Douglas Hall will be closed in 2013-2014. (Michael Paolucci / McGill Tribune)
Douglas Hall will be closed in 2013-2014. (Michael Paolucci / McGill Tribune)

Douglas Hall to close for renovations during 2013-2014

a/News by

Douglas Hall, McGill’s oldest student residence, will close for renovations during the 2013-2014 academic year. According to Robert Stanley, director of project management for McGill’s Facilities Operations and Development office, they  are scheduled to begin in May, and should be completed in July 2014.

According to Stanley, the project has been planned for several years. The upgrades to Douglas Hall are part of a four-year period of renovations to McGill’s residences, intended to “modernize facilities and address outstanding deferred maintenance issues.”

Stanley added that the upgrades to Douglas Hall are possible because of the newly available rooms at La Citadelle, a residence which opened last September. Douglas Hall normally houses 179 students, but will remain vacant for the 2013-2014 school year.

Stanley, Douglas Hall Director Michael Hoover, and McGill Residences and Student Housing (MRSH) Executive Director Michael Porritt confirmed that the renovations are not a result of urgent safety concerns, but rather an effort to modernize the existing infrastructure. According to Hoover and Porritt, the building’s systems are in need of replacement and repair.

“The building was built in the mid 1920s, and it has not had very much work done to it beyond daily maintenance,” Porritt said.

“We are beginning to have leaks from the roof, and from cracks in the masonry,” Hoover said. “The repairs to the chimneys last year revealed that the problems … were more serious than we had thought. The sense is that [the renovations] really cannot be put off any longer.”

The majority of the work will be done to Douglas Hall’s exterior.Plans include replacing the slate and copper roof, restoring or replacing all the windows, and repairing the masonry.

“[The] new windows and casements … should increase the energy efficiency of the building, as well as making sure it remains weatherproof,” Hoover said.

The interior of the residence will also undergo extensive upgrades, including an improved ventilation system in the bathrooms, new furniture, and an expanded kitchen area in the basement.

According to Porritt, the majority of the furniture in the building will also be replaced, the kitchen will be upgraded and modernized, and the student kitchen area in the basement will be expanded.

“The building will look very close to its condition in the mid-1920’s,” Porritt said. “[There will not be] any major changes in the function of any areas.”

“There is every effort being made to keep Douglas, Douglas,” Hoover said. “[MRSH] is treating Douglas as a heritage building, which should be kept as it is.”

According to Stanley, the project is expected to cost between $13 and $15 million. The final budget will be confirmed in February or March.

Douglas Hall floor fellow Rachel Nam, and Douglas Hall President Erin Sobat said that both last year’s and this year’s residents were consulted on the renovations.

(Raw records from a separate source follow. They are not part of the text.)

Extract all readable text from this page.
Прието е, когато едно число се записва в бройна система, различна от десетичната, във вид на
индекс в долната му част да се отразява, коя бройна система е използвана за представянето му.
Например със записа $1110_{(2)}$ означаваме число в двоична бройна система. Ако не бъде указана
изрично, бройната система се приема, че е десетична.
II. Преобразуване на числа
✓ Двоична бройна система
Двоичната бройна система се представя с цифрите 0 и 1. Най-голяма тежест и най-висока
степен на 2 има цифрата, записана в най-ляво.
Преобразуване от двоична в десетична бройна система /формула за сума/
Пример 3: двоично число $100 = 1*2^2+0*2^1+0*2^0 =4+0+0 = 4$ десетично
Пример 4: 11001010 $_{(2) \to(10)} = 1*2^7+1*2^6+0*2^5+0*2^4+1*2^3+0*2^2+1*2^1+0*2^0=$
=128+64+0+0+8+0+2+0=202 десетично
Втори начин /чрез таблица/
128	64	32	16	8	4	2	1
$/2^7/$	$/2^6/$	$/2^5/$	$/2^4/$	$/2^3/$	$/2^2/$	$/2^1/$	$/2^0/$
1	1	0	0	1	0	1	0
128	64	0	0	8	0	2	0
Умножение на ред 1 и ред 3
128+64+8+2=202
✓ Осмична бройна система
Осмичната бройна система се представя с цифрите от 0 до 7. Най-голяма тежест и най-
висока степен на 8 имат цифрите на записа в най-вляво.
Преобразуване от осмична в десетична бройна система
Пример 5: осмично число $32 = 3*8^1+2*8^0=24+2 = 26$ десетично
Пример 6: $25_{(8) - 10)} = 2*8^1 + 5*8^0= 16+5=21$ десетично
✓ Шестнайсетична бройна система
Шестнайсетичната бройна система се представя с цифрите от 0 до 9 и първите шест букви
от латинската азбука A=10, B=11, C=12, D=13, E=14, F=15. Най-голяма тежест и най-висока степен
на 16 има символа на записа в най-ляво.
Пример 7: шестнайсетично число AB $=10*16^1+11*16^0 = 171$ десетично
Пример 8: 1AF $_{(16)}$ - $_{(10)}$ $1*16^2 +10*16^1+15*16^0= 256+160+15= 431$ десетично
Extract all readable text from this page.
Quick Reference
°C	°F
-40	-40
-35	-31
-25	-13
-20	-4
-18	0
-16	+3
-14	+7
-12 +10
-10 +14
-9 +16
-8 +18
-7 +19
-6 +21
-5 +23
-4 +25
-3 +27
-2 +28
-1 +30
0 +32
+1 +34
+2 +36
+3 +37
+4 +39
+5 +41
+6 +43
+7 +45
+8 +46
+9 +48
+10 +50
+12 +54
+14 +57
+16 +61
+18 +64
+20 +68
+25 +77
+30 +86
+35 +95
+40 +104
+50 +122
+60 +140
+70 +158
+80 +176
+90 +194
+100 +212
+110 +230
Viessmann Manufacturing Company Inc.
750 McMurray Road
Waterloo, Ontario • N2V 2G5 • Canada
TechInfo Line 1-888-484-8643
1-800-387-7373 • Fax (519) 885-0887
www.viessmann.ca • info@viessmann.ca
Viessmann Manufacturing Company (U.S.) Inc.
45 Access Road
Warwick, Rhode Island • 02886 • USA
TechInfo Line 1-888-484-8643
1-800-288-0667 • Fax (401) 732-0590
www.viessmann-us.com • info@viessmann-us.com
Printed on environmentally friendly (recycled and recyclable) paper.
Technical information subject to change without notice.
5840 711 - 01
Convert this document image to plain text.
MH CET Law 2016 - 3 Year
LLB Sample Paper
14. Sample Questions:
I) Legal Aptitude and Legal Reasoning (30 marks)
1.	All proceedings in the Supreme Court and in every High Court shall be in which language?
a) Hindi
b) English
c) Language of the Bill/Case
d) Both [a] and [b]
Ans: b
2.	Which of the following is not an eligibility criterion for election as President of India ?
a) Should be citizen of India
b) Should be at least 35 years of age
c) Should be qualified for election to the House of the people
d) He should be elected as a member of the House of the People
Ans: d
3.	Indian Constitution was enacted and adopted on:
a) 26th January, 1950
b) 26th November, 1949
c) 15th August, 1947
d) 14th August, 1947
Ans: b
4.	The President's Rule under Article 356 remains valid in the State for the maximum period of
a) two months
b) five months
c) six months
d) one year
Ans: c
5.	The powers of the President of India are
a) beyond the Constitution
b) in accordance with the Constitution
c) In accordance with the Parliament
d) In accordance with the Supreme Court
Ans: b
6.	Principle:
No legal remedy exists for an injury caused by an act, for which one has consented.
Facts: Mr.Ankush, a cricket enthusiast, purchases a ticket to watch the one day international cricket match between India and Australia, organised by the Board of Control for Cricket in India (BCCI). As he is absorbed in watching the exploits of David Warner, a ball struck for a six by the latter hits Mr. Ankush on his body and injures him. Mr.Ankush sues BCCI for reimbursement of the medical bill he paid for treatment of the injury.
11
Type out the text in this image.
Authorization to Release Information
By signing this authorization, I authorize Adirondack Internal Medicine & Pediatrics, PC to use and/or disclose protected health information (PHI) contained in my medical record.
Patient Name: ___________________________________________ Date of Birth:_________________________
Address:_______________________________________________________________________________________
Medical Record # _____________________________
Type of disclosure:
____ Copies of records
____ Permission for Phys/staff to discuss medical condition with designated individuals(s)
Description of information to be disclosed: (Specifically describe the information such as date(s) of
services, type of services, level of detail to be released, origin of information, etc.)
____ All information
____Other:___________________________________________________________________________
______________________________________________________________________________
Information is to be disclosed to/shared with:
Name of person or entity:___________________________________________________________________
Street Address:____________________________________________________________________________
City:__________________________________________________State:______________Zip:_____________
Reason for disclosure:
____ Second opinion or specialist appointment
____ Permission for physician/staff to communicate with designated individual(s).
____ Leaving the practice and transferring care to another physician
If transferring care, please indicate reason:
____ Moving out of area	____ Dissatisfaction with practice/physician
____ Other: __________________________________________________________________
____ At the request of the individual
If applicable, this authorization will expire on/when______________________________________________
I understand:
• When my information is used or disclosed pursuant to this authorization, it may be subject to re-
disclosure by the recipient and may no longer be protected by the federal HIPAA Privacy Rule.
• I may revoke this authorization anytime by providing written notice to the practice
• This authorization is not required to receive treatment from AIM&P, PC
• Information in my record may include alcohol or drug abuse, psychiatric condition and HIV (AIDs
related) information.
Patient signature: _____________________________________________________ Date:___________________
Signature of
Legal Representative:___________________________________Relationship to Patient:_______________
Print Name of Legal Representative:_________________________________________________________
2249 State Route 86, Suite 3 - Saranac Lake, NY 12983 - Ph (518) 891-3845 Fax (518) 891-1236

“The students of last year had a walkthrough with the administration, and were … asked whether they were okay with the proposed plans, and if there [was] anything else they wanted done to the building,” Nam said. “I think the students requested that no unnecessary renovations be done to the building that would change it drastically, and that the integrity of the building stay the same.”

“This year, we’ve had a number of opportunities to meet with David Balcombe, associate director of buildings and facilities for [MRSH], to talk further about the project as more details are established,” Sobat said.

Porritt said that current Douglas Hall residents should not be disrupted by the construction. However, Douglas Hall floor fellow Miguel Esteban noted that Douglas students were already affected last Fall by preliminary renovations to the building.

“There were a few construction [projects] from the summer … that weren’t completed in time and created some inconveniences,” Esteban said. “There was scaffolding over H-House that was taken down just in time for move-in day, but equipment was still in the way. When the equipment was moved away, there was a big patch of dirt that created a mud pit when it rained and caused some problems.”

Hoover and Porritt were optimistic about the renovations, and said the residence should reopen as scheduled for the 2014-2015 academic year.